"Die Straße der Frauen": Frische Sicht auf legendäre Frauenfiguren
Mit „Die Straße der Frauen“ bringt die Theaterinitiative Burgenland gemeinsam mit dem Landestheater der Autor:innen ein Projekt zur Uraufführung, das verschiedene Frauenfiguren in den Mittelpunkt stellt. Premiere ist am 7. Mai im Offenen Haus Oberwart (oho.at).
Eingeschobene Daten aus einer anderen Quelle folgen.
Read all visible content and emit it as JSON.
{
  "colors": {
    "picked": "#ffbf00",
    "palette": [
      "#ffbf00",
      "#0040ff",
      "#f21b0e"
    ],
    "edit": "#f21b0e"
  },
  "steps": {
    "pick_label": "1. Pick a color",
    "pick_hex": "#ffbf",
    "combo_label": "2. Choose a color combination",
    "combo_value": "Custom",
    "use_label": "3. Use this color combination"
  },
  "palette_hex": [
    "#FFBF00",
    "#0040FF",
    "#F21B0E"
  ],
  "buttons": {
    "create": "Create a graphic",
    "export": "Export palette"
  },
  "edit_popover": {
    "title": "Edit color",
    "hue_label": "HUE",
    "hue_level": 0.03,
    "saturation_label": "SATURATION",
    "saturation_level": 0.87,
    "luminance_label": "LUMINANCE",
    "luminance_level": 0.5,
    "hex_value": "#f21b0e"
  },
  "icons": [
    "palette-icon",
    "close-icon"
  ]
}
„War die grausame Rosalia von Forchtenstein am Ende gar eine feministische Kämpferin?“
Schriftstellerin
Der Theaterabend, kuratiert von Peter Wagner und inszeniert von Valentina Himmelbauer, versteht sich als Spurensuche: Burgen, Ruinen und Ortsnamen werden zu Stationen, an denen überlieferte Geschichten neu befragt werden. Im Zentrum stehen Frauen, die als Tyranninnen, Geistergestalten oder historische Figuren tradiert wurden und bis heute Fragen aufwerfen. Was erzählt der Volksmund über sie? Und was steckt tatsächlich hinter ihren Legenden?
Brutale Feministin?
Den Auftakt des Theaterstücks bildet die Episode über Rosalia von Forchtenstein. Die Sage kennt sie als grausame Burgfrau, die während der Abwesenheit ihres Gemahls Bauern unterdrückt haben soll. In der Interpretation von Johanna Sebauer tritt sie als eine Figur auf, die das überlieferte Bild infrage stellt.
Das Stück beginnt mit einer Episode zu den Legenden von Burg Forchtenstein.
„Ein sensationshungriger Lokalreporter ist dem ganz großen Coup hinterher: ein Interview mit der seit Jahrhunderten als Sagengestalt durch das Burgenland geisternden Rosalia von Forchtenstein“, beschreibt Sebauer den Ausgangspunkt. Im Gespräch zeige sich, „dass das, was man sich heute über die blutrünstige Tyrannin erzählt, auch ganz anders gewesen sein könnte“.
War alles anders?
Das Projekt setzt damit bereits zu Beginn auf einen Perspektivenwechsel: Überlieferte Zuschreibungen werden nicht bestätigt, sondern hinterfragt. Die Figur Rosalia wird nicht nur als Teil einer Sage gezeigt, sondern als Ausgangspunkt für die Frage, wie Geschichten entstehen und weitergegeben werden. Sebauer dazu: „War die grausame Rosalia von Forchtenstein, unter deren Herrschaft die armen Bauern Hunger und Folter erlitten haben sollen, am Ende gar eine feministische Kämpferin?“
„War die grausame Rosalia von Forchtenstein am Ende gar eine feministische Kämpferin?“, fragt Schriftstellerin Johanna
Die Sage berichtet von Rosalie, die als herzlos beschrieben wird, während ihr Ehemann Fürst Giletus als gerecht galt. Während seiner Abwesenheit im Krieg habe sie die Herrschaft übernommen und die Bevölkerung unterdrückt. Bauern seien bestraft und im Turm eingesperrt worden.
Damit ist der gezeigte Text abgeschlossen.